Fast Calculation of Feature Contributions in Boosting Trees

TL;DR

This paper introduces Q-SHAP, an efficient algorithm that significantly reduces the computational complexity of calculating feature contributions in boosting trees, enabling both faster and more accurate global feature importance evaluation.

Contribution

The paper presents Q-SHAP, a novel polynomial-time algorithm for computing Shapley values under quadratic loss, improving efficiency and accuracy over existing methods.

Findings

Q-SHAP reduces computational complexity to polynomial time.

Q-SHAP improves the accuracy of feature-specific R^2 estimates.

Simulations demonstrate enhanced efficiency and accuracy of Q-SHAP.

Abstract

Recently, several fast algorithms have been proposed to decompose predicted value into Shapley values, enabling individualized feature contribution analysis in tree models.

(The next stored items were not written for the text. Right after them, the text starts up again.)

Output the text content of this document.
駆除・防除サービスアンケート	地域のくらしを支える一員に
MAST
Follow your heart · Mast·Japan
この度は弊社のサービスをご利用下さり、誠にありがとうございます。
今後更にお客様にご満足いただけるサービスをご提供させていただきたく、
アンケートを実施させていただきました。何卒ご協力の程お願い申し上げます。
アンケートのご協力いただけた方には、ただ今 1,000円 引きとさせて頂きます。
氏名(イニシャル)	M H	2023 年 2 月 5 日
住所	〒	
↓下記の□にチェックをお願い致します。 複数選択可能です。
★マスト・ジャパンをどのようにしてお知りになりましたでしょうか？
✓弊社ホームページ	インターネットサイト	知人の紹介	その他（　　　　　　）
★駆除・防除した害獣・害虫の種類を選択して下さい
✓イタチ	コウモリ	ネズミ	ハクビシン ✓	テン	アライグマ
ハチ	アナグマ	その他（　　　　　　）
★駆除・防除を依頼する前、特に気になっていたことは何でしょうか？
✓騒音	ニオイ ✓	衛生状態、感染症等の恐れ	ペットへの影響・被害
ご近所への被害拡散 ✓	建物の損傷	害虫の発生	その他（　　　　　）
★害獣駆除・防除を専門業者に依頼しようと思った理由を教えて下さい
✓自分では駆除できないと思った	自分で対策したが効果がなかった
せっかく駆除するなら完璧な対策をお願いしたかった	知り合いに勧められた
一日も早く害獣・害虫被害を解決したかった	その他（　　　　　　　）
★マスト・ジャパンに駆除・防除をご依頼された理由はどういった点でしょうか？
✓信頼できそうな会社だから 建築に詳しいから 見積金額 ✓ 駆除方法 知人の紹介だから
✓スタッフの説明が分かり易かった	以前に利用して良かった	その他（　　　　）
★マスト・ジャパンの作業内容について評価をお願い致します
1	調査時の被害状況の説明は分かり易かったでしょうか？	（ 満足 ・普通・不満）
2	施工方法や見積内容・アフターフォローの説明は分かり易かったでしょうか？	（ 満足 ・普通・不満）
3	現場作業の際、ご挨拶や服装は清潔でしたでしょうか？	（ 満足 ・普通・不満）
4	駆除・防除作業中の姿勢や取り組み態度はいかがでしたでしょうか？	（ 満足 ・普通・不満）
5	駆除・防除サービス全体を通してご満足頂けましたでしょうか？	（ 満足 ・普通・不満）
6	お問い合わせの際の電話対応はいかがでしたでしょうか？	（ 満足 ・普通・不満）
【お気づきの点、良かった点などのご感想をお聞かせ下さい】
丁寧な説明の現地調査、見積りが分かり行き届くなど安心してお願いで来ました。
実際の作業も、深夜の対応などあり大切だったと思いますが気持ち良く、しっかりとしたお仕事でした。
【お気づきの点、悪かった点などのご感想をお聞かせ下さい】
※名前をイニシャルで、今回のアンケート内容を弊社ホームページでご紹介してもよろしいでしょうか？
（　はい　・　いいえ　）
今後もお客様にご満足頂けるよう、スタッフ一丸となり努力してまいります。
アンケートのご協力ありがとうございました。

While such local decomposition offers valuable insights, it underscores the need for a global evaluation of feature contributions. Although coefficients of determination ($R^2$) allow for comparative assessment of individual features, individualizing $R^2$ is challenged by the underlying quadratic losses. To address this, we propose Q-SHAP, an efficient algorithm that reduces the computational complexity of calculating Shapley values for quadratic losses to polynomial time. Our simulations show that Q-SHAP not only improves computational efficiency but also enhances the accuracy of feature-specific $R^2$ estimates.